Viewpoint neutral
A circuit court rules that the University of Wisconsin must fund a Catholic student group
Can a public university's mandatory student fees support worship? The 7th U.S. Circuit Court of Appeals said yes, ruling Sept. 1 that the University of Wisconsin was wrong to deny student funds to the Badger Catholic student group because its activities include worship, spiritual counseling, and proselytizing.
Religious discussion, not worship, is allowed under the school's policy, but the court said that distinction was meaningless because worship could have many iterations in a given religion. And the ruling, which affirmed lower court rulings, argued that funding religious student groups was constitutional.

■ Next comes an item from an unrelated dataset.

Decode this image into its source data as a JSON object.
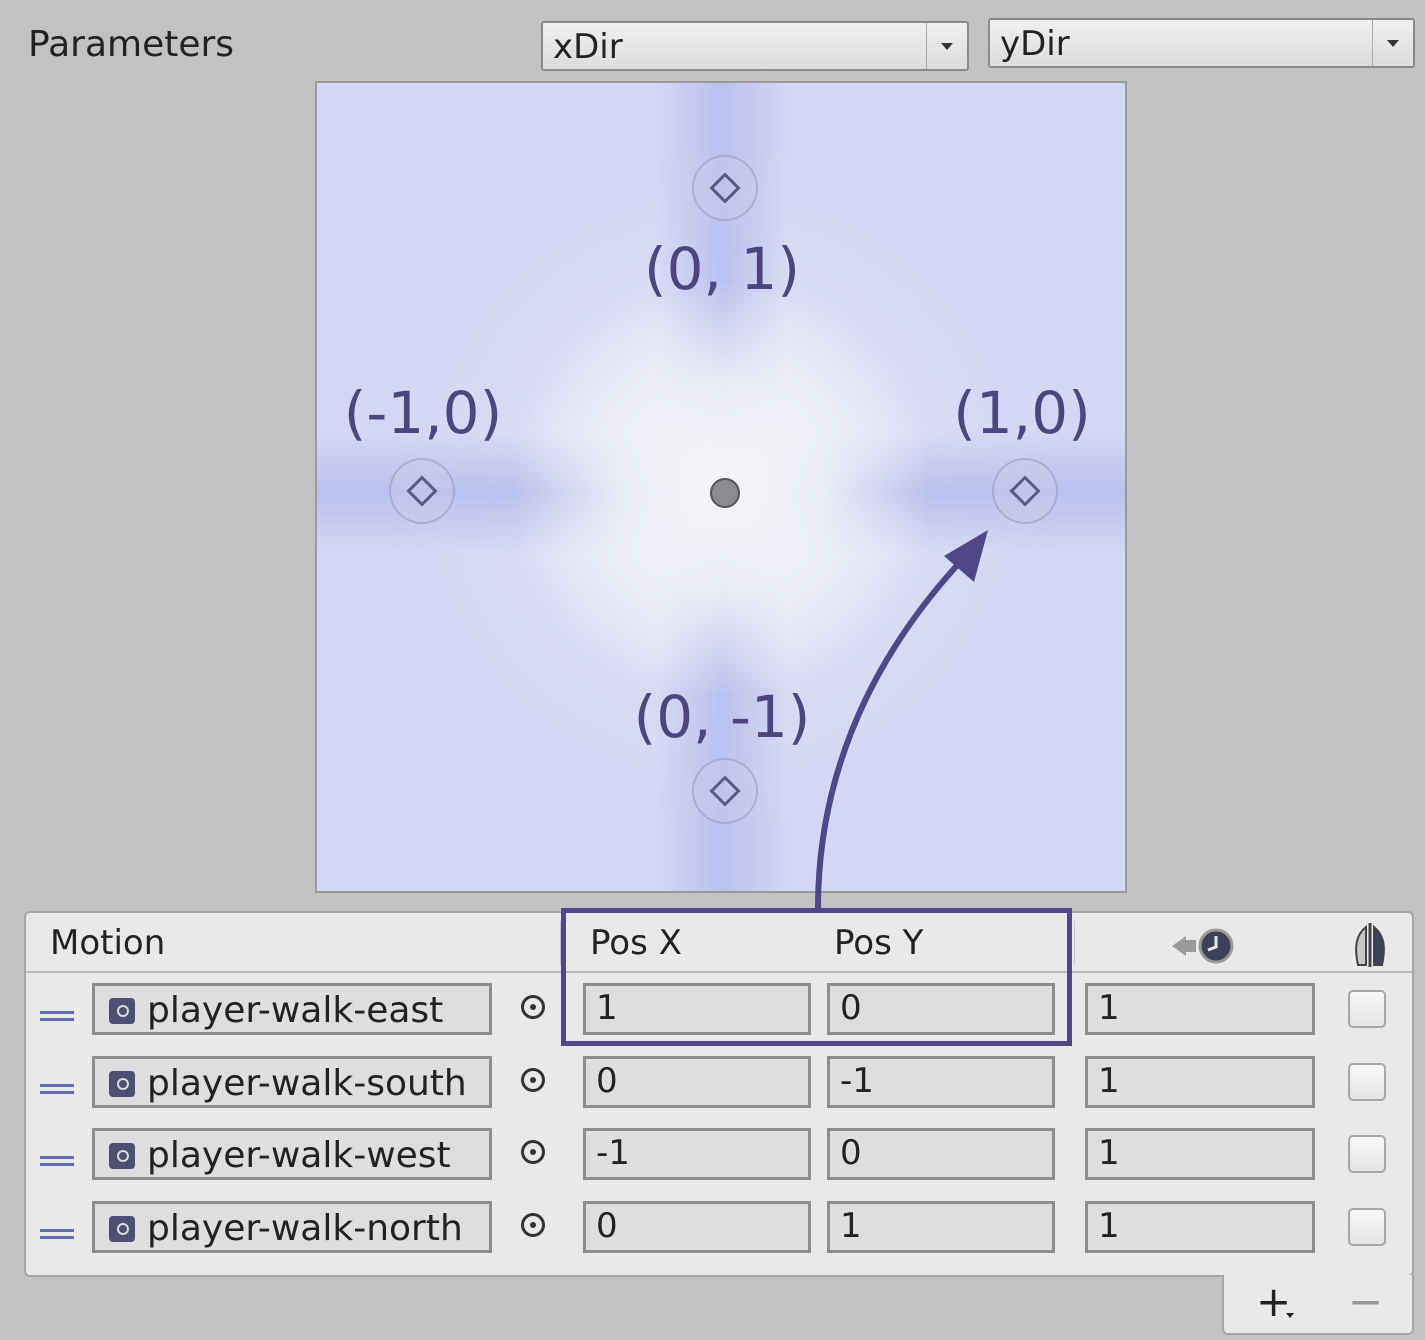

The circuit court had delayed its ruling until after the U.S. Supreme Court ruled in June in Christian Legal Society v. Martinez, which declared that a public law school could require religious groups to accept any member, religious or no. While the high court ruled against the Christian Legal Society (CLS), it said the law school must give recognition and funding for such groups without regard to viewpoints. In the circuit court's opinion, Judge Frank Easterbrook emphasized that part of the Supreme Court ruling, arguing that in light of the CLS decision the University of Wisconsin must fund the Catholic group, "if similar programs that espouse a secular perspective are reimbursed."
So, while the CLS decision means that student groups can be required to accept anyone into membership, the groups can still worship or proselytize without endangering their funding.

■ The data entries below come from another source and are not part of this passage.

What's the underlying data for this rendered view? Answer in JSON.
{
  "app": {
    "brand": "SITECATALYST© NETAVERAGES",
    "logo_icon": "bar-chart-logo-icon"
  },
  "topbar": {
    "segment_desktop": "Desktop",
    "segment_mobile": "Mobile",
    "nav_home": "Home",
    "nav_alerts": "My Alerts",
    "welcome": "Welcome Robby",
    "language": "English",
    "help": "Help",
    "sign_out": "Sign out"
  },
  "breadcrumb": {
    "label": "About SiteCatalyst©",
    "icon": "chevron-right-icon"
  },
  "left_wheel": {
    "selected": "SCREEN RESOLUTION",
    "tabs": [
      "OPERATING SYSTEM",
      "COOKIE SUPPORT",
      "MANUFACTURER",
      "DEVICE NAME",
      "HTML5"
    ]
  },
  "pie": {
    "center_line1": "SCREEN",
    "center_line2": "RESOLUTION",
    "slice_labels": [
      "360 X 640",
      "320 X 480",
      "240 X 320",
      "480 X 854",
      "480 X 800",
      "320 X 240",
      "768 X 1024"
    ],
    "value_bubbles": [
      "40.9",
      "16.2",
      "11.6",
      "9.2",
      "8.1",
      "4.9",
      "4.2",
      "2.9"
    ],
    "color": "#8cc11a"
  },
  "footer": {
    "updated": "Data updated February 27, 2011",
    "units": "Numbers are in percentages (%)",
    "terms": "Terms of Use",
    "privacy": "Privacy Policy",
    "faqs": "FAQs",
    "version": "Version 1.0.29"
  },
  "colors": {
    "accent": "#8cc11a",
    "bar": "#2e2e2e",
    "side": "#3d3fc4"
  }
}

"Some universities are interpreting the CLS case as a vindication of anything a university wants to do with a student organization," said Jordan Lorence, an Alliance Defense Fund attorney who argued Badger Catholic's case to the circuit court and also worked on the CLS case before the Supreme Court. "It isn't. This decision is helpful in reminding universities . . . that they still have to be viewpoint neutral."

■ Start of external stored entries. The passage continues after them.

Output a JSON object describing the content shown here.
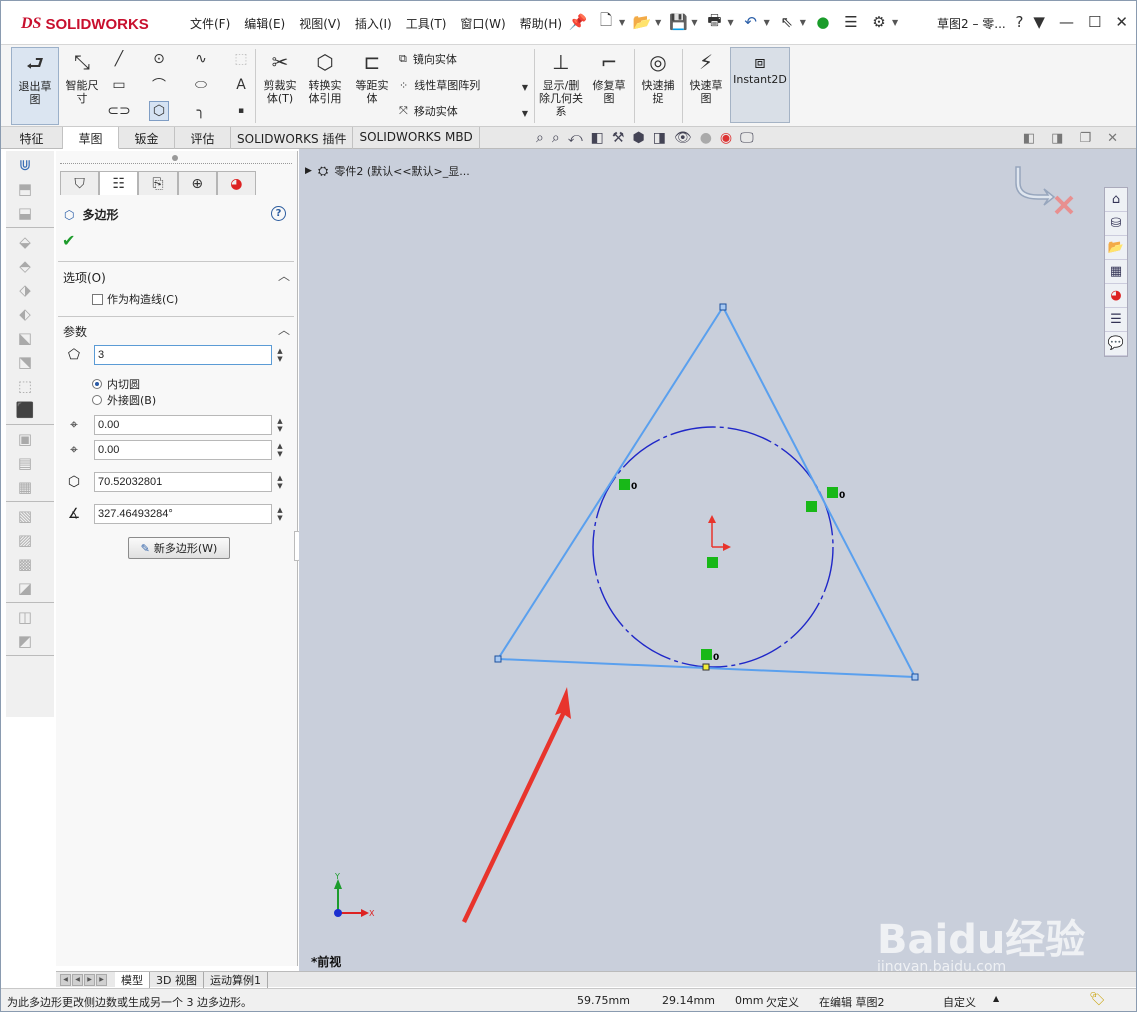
{
  "app": {
    "logo_ds": "DS",
    "logo_name": "SOLIDWORKS",
    "doc_title": "草图2 – 零..."
  },
  "menu": [
    "文件(F)",
    "编辑(E)",
    "视图(V)",
    "插入(I)",
    "工具(T)",
    "窗口(W)",
    "帮助(H)"
  ],
  "ribbon": {
    "exit_sketch": "退出草图",
    "smart_dim": "智能尺寸",
    "trim": "剪裁实体(T)",
    "convert": "转换实体引用",
    "offset": "等距实体",
    "mirror": "镜向实体",
    "linear_pattern": "线性草图阵列",
    "move": "移动实体",
    "display_relations": "显示/删除几何关系",
    "repair": "修复草图",
    "quick_snap": "快速捕捉",
    "rapid_sketch": "快速草图",
    "instant2d": "Instant2D"
  },
  "tabs": [
    "特征",
    "草图",
    "钣金",
    "评估",
    "SOLIDWORKS 插件",
    "SOLIDWORKS MBD"
  ],
  "active_tab": "草图",
  "pm": {
    "title": "多边形",
    "help": "?",
    "ok": "✔",
    "options_header": "选项(O)",
    "construction_label": "作为构造线(C)",
    "params_header": "参数",
    "sides": "3",
    "inscribed": "内切圆",
    "circumscribed": "外接圆(B)",
    "center_x": "0.00",
    "center_y": "0.00",
    "diameter": "70.52032801",
    "angle": "327.46493284°",
    "new_polygon": "新多边形(W)"
  },
  "graphics": {
    "tree_label": "零件2  (默认<<默认>_显...",
    "view_label": "*前视",
    "axis_x": "X",
    "axis_y": "Y",
    "relation_tag": "0",
    "watermark_brand": "Baidu经验",
    "watermark_url": "jingyan.baidu.com"
  },
  "bottom_tabs": [
    "模型",
    "3D 视图",
    "运动算例1"
  ],
  "status": {
    "hint": "为此多边形更改侧边数或生成另一个 3 边多边形。",
    "x": "59.75mm",
    "y": "29.14mm",
    "z": "0mm",
    "defined": "欠定义",
    "editing": "在编辑 草图2",
    "units": "自定义"
  },
  "colors": {
    "sketch_line": "#5aa0ee",
    "circle": "#1f27c8",
    "arrow": "#e8342c",
    "relation": "#18b818"
  }
}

U.S. Circuit Judge Ann Claire Williams dissented, writing that the university had made legitimate distinctions in what it would fund, and that excluding "purely religious activities" from funding was a "neutral exclusion." She argued that because the university wouldn't fund any worship or proselytization it was being "viewpoint neutral."
While the court ruled in favor of the Catholic student group, it did not require the school to cover the funds denied to the group in previous years.
Lorence said a view persists that "worship is some sort of mutant form of expression that deserves only second-class protection under the First Amendment." If the government has to decide what worship is exactly, it will need to make theological determinations. "To single out worship is a way of gerrymandering," he said.
The Supreme Court ruled in 2000 that the University of Wisconsin must fund student groups regardless of their viewpoints. "When a university requires its students to pay fees to support the extracurricular speech of other students, all in the interest of open discussion, it may not prefer some viewpoints to others," Justice Anthony Kennedy wrote in that Supreme Court opinion. Since the university seemed to have ignored that ruling in Badger Catholic's case, Easterbrook wrote for the 7th Circuit that this new ruling was "not just a bit of friendly advice" and that if the university ignored this ruling, it "will come to regret it."
The university hasn't decided yet whether it will appeal the decision to the Supreme Court.